Secondary Endpoints:
Change in eGFR slope. Change in 24-h proteinuria (selected patients). Blood pressure change. Patient-reported outcomes (KDQOL-36, EQ-5D). Safety (hyperkalemia, creatinine rise, liver tests, hematology).
Exploratory Endpoints:
Biomarker profiles (TGF-β, cGMP, NGAL, KIM-1). Hospitalization rate. Extended follow-up outcomes at 6 months. Follow-Up Plan
Monthly Visits (Week 4, 8, 12):
Clinical: BP, vitals, weight, adherence. Labs: creatinine/eGFR, electrolytes, liver panel, CBC, urine ACR. Safety: hyperkalemia, creatinine rise. PROs brief (fatigue, QoL).
Final (Week 12):
Primary endpoint assessment (duplicate ACR). PROs full set. Investigator global assessment.
Safety Call (Week 16):
AE/SAE resolution, concomitant therapy updates. Statistical Analysis Primary analysis: Paired t-test and mixed model for repeated measures (MMRM) on log(ACR).

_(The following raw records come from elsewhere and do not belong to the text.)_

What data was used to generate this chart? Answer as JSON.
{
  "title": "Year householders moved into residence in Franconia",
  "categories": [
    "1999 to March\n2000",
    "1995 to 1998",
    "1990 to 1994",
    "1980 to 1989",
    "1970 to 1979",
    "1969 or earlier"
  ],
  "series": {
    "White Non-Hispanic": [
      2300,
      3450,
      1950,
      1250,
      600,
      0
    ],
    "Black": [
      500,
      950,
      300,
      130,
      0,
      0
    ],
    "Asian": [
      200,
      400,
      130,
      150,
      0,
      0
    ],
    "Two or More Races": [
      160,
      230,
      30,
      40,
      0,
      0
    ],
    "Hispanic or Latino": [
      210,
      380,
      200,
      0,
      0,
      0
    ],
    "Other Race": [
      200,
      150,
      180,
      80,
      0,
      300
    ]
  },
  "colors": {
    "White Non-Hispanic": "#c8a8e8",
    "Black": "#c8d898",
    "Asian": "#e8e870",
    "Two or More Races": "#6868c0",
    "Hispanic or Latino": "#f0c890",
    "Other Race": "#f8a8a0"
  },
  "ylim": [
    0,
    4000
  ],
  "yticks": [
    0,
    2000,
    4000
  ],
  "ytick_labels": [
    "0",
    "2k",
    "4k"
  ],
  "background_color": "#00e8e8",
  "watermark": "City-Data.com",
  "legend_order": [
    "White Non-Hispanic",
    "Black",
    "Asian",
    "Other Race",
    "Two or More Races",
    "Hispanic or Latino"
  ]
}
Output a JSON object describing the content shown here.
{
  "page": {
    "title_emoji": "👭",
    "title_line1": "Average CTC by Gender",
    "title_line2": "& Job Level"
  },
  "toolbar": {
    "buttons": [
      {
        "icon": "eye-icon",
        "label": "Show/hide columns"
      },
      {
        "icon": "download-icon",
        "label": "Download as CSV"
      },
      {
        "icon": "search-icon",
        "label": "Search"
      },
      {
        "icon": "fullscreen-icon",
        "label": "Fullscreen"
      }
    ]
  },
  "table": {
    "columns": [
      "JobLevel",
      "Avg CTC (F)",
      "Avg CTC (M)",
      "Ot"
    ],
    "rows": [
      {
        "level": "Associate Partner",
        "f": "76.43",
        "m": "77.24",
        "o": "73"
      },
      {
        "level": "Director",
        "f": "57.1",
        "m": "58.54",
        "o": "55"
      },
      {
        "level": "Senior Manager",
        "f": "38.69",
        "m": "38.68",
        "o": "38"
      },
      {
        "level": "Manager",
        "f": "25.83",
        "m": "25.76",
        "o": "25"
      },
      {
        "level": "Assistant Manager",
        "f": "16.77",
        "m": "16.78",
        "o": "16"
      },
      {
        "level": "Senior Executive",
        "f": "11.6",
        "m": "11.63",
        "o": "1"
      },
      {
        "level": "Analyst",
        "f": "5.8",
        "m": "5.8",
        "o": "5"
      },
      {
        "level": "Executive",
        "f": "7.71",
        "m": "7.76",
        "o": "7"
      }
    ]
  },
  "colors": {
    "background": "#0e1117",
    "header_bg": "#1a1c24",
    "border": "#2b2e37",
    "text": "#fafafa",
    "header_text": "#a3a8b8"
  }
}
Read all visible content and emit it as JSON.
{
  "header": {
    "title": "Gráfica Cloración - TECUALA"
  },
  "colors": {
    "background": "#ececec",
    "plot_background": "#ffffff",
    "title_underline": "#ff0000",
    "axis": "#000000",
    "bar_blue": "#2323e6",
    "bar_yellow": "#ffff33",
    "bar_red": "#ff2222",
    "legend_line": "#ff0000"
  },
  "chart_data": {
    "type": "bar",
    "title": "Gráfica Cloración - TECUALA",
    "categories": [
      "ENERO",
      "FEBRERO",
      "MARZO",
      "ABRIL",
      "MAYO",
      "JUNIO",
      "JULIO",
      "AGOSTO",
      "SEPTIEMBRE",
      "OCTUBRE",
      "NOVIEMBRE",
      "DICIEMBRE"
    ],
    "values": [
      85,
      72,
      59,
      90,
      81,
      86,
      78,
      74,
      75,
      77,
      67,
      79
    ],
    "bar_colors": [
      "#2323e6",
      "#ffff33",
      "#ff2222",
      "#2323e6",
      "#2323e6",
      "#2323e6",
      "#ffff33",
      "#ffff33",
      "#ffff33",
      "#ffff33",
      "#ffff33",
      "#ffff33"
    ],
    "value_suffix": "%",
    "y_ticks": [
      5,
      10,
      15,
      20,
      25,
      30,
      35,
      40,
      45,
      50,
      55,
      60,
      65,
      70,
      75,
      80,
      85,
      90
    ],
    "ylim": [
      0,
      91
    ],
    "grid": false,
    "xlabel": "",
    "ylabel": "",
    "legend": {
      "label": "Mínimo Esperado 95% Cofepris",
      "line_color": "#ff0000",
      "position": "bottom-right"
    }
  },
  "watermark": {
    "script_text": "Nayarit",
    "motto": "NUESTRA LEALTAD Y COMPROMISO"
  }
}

Secondary: eGFR slope via linear mixed model, BP change via ANCOVA, responder rate (≥30% reduction in ACR).
Subgroups: Category-by-time interaction analysis; forest plots for effect estimates.
Multiplicity: Subgroup effects exploratory; overall primary endpoint tested at α=0.05.
Eligibility
Inclusion Criteria:
- Adults (≥18 years) with nephropathy of any degree (microalbuminuria, overt proteinuria, CKD stages 1-5 not on dialysis, or post-transplant with proteinuria). Stable background therapy with ACEi/ARB, SGLT2i, or MRA allowed.
Exclusion Criteria:
- Recent kidney transplant (<12 months). Uncontrolled acute infection or unstable autoimmune disease. Pregnancy or lactation. Known hypersensitivity to study components.